The first few years were difficult, to be sure. According to the Mayo Clinic, “…cerebral palsy causes impaired movement associated with abnormal reflexes, floppiness or rigidity of the limbs and trunk, abnormal posture, involuntary movements, unsteady walking, or some combination of these.” Ding Ding didn’t start walking until he was three years old, according to People’s Daily Online.
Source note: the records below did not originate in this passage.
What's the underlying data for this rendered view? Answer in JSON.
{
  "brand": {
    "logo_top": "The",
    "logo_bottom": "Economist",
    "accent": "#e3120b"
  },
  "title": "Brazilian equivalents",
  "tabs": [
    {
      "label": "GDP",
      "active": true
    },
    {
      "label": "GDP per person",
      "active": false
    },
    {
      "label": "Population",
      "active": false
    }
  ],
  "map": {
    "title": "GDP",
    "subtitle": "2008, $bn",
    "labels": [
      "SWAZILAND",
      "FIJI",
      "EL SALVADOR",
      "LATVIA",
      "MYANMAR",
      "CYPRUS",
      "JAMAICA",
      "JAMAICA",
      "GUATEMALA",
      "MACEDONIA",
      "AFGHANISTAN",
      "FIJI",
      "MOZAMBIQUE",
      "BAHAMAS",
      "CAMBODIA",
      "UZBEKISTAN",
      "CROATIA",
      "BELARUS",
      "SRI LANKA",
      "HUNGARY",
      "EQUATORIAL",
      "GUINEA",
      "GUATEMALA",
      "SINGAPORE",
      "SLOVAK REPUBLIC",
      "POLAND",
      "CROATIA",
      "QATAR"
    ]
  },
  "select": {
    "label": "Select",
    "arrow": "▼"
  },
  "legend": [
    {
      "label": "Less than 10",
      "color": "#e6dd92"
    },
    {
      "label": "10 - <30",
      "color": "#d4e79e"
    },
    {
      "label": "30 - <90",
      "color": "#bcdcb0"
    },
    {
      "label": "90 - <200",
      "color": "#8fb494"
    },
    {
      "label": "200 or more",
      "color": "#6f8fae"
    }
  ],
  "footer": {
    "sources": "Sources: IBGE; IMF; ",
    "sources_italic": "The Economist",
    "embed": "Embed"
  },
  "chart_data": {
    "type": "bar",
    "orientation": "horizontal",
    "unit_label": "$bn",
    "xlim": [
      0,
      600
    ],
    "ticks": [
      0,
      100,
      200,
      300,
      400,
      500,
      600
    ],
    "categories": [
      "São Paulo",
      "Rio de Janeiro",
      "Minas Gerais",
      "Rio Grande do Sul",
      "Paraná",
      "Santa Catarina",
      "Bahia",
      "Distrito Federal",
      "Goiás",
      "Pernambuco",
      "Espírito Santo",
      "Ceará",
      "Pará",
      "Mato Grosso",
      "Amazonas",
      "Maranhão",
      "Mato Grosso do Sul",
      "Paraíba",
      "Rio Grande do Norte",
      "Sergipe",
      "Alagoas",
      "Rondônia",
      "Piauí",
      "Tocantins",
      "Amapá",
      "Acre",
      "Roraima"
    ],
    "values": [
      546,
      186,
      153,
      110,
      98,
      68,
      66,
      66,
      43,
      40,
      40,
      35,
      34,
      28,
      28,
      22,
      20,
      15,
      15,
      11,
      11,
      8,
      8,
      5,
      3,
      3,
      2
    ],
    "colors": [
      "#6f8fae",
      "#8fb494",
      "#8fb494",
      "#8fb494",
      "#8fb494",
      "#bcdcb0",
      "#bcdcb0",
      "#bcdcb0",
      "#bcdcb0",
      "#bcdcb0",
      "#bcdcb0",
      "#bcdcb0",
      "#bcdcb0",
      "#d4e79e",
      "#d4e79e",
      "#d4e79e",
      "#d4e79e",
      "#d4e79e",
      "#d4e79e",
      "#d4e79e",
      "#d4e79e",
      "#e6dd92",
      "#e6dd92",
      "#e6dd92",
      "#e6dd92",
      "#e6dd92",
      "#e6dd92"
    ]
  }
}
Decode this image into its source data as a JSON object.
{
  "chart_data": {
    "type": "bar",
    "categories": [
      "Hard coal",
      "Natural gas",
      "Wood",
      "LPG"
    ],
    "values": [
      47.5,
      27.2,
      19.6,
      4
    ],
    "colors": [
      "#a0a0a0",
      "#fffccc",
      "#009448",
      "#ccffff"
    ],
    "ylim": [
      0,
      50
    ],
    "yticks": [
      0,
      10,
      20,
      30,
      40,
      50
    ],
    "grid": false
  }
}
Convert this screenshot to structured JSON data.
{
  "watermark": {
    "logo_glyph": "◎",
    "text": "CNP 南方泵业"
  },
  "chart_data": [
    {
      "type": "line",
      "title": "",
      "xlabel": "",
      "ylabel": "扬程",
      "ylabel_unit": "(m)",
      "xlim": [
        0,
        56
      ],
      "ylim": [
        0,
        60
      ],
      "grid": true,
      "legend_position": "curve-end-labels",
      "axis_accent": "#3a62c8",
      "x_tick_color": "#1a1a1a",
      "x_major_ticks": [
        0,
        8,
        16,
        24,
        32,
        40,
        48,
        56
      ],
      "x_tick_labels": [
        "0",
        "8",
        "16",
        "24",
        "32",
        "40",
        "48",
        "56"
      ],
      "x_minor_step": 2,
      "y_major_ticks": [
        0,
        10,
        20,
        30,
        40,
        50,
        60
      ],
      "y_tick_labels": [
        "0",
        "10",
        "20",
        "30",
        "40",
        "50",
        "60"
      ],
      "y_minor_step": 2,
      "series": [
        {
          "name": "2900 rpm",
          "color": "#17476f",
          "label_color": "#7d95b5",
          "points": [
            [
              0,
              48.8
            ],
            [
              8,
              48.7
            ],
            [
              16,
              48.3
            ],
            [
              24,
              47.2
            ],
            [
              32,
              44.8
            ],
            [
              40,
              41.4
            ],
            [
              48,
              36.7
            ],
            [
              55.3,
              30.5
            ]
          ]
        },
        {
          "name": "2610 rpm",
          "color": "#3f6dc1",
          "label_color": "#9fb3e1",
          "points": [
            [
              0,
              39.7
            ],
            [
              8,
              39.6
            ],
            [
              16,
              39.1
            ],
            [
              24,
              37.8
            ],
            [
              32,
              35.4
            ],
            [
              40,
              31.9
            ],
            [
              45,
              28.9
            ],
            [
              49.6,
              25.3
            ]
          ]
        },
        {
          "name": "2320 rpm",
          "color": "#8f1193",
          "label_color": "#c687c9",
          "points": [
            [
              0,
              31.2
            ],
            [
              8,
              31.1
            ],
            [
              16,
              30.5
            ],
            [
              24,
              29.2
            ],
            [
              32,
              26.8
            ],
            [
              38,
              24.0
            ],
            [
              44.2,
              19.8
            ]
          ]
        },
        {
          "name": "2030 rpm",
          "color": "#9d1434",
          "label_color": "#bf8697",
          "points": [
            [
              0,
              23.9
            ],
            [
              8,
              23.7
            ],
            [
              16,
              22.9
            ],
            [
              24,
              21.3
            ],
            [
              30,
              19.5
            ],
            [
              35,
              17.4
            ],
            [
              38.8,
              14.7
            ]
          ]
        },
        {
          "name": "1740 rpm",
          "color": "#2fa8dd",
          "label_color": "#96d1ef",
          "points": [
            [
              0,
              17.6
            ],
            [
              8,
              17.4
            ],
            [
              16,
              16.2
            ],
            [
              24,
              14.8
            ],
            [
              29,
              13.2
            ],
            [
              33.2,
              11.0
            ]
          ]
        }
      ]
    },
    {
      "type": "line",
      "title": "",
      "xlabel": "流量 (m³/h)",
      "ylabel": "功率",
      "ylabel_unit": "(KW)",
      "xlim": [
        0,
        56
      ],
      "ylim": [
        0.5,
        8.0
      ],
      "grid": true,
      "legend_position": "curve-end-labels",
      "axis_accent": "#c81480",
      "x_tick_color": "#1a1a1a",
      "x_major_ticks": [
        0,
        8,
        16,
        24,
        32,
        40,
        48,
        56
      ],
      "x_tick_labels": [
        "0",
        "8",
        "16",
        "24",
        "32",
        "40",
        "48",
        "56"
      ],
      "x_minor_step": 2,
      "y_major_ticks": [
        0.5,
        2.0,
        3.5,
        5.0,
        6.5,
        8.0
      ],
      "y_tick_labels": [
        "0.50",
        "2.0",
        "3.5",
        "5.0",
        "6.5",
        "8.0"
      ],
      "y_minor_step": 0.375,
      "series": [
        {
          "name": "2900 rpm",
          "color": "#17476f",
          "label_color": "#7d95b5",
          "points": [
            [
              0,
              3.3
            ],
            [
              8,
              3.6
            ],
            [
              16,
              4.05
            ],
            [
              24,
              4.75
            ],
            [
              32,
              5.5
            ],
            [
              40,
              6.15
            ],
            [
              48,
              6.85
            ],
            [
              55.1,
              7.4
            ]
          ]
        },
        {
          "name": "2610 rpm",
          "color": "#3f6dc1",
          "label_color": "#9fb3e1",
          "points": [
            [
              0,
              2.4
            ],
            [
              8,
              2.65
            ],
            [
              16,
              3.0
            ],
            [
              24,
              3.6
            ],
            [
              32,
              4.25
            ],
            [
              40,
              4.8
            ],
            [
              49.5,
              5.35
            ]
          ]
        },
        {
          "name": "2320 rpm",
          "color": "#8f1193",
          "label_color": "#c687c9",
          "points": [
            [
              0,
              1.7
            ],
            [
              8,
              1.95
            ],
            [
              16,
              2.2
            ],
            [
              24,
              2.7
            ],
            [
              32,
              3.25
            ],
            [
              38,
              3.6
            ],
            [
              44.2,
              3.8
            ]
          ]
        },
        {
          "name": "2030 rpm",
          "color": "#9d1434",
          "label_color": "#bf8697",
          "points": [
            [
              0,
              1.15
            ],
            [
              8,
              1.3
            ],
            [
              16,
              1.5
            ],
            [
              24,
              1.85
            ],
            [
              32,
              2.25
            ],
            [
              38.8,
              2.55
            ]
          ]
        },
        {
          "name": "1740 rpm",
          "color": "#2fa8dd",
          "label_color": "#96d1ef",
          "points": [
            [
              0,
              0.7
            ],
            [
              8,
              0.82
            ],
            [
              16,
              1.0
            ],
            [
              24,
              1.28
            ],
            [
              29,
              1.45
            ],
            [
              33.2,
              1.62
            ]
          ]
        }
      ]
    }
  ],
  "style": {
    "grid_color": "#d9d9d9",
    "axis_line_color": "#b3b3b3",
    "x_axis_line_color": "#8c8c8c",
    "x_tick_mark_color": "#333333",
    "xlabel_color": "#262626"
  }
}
Zou told the South China Morning Post that she didn’t accept her son not being able to use chopsticks. She worked with him until he got the hang of it, so he wouldn’t be embarrassed in social situations.

“Because he had inferior abilities in many areas, I was quite strict on him to work hard to catch up where he had difficulties,” she said.

Intellectually, Ding Ding was certainly keeping up. His mother had him busy learning characters and doing puzzles from age 2. He continued his pursuit of excellence, graduating from Peking University with a Bachelor of Science in Environmental Science and Engineering in 2011 and continuing on to earn a J.D. from Peking University School of Transnational Law in 2015. Now, he’s part of the Master of Laws program at Harvard University. Ding Ding plans to eventually return to China, to work as a lawyer and perhaps, eventually, a professor.

Ding Ding told People’s Daily Online that his mom showed him what was possible. “I never imagined applying to Harvard—it was my mother who encouraged me,” he said.